Skeleton has twice been in the Olympic program, both times at its traditional home of St. Moritz, in 1928 and 1948. However, skeleton for both men and women has also been added to the 2002 Olympic program.
Skeleton is the discipline where competitors aim to drive a one-person sled in a prone, head-first position down an ice track in the fastest time. Olympic skeleton events consist of four runs timed electronically to 0.01 seconds. The four runs are contested over two days and the final standings are determined by the aggregate time of the four runs. If athletes complete the competition in a tie, they receive the same award. Skeleton consists of two events in the Olympic program — individual men and individual women.
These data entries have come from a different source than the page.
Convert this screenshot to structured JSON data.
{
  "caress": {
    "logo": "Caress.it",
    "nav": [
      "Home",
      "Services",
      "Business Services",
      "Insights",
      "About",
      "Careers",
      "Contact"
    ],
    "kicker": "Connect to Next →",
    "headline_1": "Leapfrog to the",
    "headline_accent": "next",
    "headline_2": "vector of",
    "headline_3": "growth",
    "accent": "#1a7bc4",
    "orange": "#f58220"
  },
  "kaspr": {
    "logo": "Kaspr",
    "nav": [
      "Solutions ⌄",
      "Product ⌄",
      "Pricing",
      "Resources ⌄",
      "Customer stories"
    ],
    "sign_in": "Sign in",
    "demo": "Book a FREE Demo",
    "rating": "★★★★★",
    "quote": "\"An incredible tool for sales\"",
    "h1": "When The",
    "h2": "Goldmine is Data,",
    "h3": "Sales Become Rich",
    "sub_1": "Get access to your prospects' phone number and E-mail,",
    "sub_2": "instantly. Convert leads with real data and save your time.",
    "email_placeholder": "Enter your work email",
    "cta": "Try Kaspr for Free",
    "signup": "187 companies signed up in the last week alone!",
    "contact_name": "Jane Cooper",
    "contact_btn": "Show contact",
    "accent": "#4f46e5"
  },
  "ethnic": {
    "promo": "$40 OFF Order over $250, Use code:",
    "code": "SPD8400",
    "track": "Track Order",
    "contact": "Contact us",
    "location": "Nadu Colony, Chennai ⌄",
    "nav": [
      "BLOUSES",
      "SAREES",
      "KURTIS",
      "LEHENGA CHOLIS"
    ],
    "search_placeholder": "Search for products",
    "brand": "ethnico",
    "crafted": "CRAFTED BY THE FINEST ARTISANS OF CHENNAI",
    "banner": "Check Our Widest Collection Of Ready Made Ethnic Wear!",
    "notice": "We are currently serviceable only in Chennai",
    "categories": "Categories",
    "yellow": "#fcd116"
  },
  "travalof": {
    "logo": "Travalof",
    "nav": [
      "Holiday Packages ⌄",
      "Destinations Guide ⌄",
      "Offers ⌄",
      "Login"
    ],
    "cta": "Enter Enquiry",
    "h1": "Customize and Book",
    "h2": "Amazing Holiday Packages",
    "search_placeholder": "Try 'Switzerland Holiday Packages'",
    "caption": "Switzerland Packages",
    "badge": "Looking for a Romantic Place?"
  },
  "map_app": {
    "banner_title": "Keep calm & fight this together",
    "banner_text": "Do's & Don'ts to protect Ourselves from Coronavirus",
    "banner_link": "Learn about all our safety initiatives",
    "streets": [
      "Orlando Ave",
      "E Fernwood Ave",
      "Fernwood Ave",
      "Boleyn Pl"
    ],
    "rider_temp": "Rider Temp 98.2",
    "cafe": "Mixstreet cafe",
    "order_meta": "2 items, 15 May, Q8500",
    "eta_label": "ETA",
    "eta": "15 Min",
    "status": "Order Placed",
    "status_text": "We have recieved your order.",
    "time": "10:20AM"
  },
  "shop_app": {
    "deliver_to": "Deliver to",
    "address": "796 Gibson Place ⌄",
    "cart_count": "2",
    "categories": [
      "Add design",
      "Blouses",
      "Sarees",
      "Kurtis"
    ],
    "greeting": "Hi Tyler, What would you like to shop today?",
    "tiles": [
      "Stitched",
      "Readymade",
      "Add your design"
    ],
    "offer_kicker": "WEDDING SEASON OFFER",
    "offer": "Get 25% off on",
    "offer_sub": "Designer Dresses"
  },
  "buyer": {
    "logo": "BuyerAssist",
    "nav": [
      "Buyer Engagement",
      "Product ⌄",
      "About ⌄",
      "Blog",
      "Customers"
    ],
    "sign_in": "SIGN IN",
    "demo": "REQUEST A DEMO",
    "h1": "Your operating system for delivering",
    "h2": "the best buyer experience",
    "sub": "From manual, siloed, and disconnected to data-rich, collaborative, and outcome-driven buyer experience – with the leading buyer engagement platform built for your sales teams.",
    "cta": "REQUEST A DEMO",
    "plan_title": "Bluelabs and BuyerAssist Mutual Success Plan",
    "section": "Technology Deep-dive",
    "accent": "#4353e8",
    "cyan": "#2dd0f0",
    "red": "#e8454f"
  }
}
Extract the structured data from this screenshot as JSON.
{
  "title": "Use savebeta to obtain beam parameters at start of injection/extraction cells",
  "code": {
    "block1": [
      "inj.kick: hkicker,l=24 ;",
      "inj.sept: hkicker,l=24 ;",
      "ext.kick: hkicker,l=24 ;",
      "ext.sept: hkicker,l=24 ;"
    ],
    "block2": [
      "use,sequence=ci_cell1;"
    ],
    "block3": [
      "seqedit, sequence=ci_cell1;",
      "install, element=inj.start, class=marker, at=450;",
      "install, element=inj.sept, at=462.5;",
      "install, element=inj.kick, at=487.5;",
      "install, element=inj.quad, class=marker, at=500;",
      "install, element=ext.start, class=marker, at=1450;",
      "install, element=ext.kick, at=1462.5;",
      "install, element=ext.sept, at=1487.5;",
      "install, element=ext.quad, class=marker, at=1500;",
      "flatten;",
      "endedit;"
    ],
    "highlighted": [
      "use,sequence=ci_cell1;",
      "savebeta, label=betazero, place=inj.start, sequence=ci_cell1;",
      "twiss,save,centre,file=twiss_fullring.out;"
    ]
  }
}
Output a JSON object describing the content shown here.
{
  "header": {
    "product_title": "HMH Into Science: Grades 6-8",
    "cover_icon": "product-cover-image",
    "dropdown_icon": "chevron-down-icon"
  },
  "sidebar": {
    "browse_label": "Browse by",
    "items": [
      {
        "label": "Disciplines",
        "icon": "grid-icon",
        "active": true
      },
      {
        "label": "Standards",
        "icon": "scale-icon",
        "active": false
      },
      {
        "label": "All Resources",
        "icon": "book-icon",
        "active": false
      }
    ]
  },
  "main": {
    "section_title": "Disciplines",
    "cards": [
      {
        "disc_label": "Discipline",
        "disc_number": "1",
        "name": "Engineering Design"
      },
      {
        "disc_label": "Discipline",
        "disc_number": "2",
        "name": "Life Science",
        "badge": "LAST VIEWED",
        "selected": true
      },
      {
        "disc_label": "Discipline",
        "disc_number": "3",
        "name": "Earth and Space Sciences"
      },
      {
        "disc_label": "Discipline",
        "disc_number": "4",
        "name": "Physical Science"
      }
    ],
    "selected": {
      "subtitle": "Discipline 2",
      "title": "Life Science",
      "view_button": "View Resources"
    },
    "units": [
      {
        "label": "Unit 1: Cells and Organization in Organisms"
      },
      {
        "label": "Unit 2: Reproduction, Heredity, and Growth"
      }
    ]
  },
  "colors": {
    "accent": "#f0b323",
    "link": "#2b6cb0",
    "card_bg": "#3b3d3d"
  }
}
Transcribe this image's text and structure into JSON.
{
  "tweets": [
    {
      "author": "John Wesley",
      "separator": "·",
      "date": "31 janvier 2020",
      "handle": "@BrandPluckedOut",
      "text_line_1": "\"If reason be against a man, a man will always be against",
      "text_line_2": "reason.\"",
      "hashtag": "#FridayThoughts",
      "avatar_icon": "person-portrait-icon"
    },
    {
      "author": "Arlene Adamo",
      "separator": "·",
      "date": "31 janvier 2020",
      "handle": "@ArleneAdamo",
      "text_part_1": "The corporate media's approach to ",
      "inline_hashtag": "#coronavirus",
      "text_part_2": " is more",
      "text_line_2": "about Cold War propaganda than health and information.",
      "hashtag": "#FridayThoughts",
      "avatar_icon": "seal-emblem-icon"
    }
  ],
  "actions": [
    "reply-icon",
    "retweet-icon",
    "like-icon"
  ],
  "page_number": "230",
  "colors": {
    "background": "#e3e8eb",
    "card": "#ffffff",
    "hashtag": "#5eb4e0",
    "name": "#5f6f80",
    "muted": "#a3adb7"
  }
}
- The sled is made of two runners. The frame must be constructed of steel. The same sled must be used in all rounds of the competition. It must weigh no more than 43kg for men and 35kg for women.
- Gloves are made of leather and are worn for protection.
- Handles are used for the start push and during the race. They must be covered with soft material. All competitors must wear helmets, which are hard plastic and equipped with a chin guard and visor.
- The racing suit is a tight-fitting bodysuit made of elastic fabric that may have padding sewn into the elbows.
- Shoes are made of synthetic material and have spikes on the soles for traction during the push start.
Skeleton in Sochi
The Sliding Center “Sanki” with unique technical specifications is constructed for skeleton, bobsleigh and luge events during the 2014 Olympic Winter Games. It will be the most challenging track ever designed. State-of-the-art ice preparation technology will ensure accurate and constant temperature control along the track.
The Russian National Sliding Center will be built at the Alpika Service Mountain Ski Resort with a finish area in Rzhanaya Polyana. This resort is located at an ideal altitude for utilising Krasnaya Polyana’s superior snow cover.
Track events can be watched by 9,000 spectators.